Abschaffung der Studiengebühren – verschoben


Die Regierung Hannelore Kraft setzt ihre Schwerpunkte so wie sie auch die Koalitionssondierungen geführt hatte: Mutlos, Kraftlos, Ideenlos und in Angst vor sichtbaren Gemeinsamkeiten mit der Linkspartei.

Aus diesem Grund wird auch zunächst die Abschaffung der Studiengebühren vertagt. Hannelore Kraft nutzt dies sogleich für einen Seitenhieb auf die Linkspartei, um Kritik an ihrer mutlosen und zögerlichen Vorgehensweise zu unterdrücken: Es könne nicht alles sofort gehen, die Linkspartei sei realitätsfern wenn sie die sofortige Abschaffung der Studiengebühren fordere, was ursprünglich auch mal ein Wahlversprechen der SPD in Nordrhein-Westfalen war. Erst müßte eine Gegenfinanzierung gefunden werden.

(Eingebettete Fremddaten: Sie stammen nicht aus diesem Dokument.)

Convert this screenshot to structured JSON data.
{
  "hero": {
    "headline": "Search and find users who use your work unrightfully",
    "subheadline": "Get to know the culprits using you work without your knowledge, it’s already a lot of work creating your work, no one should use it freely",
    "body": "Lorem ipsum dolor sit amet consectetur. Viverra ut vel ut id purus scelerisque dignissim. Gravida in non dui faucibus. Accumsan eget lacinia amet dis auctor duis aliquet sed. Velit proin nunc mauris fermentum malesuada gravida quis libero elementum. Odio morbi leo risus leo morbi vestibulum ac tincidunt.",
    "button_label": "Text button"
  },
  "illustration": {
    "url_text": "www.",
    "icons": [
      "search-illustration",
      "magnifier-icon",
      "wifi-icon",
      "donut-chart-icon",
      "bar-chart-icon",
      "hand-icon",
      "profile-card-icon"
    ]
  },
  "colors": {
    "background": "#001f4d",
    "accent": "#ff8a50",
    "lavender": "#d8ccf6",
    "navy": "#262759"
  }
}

Die Ausrede mit der Gegenfinanzierung ist insofern etwas lau, als die Regierung Rüttgers versprochen hatte, daß das Geld aus den Studiengebühren den Universitäten zusätzlich zugute käme und dafür keine Landesmittel gestrichen werden sollten. Insofern wäre der sofortige Verzicht auf Studiengebühren die Wiederherstellung der Lage vor den Studiengebühren und sollte keine größeren Probleme bereiten. Erklärbar wird dies erst wenn man sieht, daß die Universitäten schon vor der Studiengebühren unterfinanziert waren, und die Erhebung von Studien Löcher stopfte, die ohnehin bestanden und ansonsten aus Steuermitteln hätten gefüllt werden müssen.

Daß jetzt die Regierung Kraft die Abschaffung der Studiengebühren vertagt ist ein schlechtes Zeichen. Zunächst plant auch die rot-grüne Landesregierung offenbar, sich auf dem Mitteln aus Studiengebühren auszuruhen. Schon jetzt ist absehbar, daß die finanzielle Lage des Landes nicht besser werden wird, allein schon wegen der unsäglichen Schuldenbremse, die auch mit Hilfe von SPD und Grünen ins Grundgesetz geschrieben worden ist. Wenn also Frau Kraft jetzt plötzlich über eine Gegenfinanzierung sinniert kann dies nur zweierlei bedeuten: Was den Studenten eventuell bei einer Streichung der Studiengebühren zurückgegeben wird, wird ihnen an anderer Stelle wieder abgenommen oder gar die rot-grüne Landesregierung wird sich in einem Jahr auf die unsägliche Schuldenbremse und den (politisch selbst hergestellten und gewollten) Sachzwang ausreden, den diese für das Land schaffe, und die Studiengebühren gar nicht abschaffen.

Hiern dürfe auch eine der wesentlichen Erklärungen liegen, warum sich SPD und Grüne dem Politikwechsel in Nordrhein-Westfalen verweigert haben und die Sondierungsgespräche mit der Linkspartei scheitern ließen: Angst vor der eigenen Courage. Mangelnder Mut, einer neoliberalen Politik abzuschwören und eine wirkliche Politikalternative zu wagen. Stat dessen wollte sich rot-grün offenbar die Hintertür offenhalten, den Politikwechsel doch nicht so ganz umzusetzen und statt dessen an der alten Agenda-Politik festhalten zu können.

Es bleibt also zu hoffen, daß die Linkspartei die rot-grüne Minderheitsregierung vor sich hertreiben und darauf hinweisen wird, wenn rot-grün es mal wieder mit ihren Wahlversprechen nicht so richtig ernst nehmen wollen, wie es sich bereits bei den Studiengebühren abzeichnet.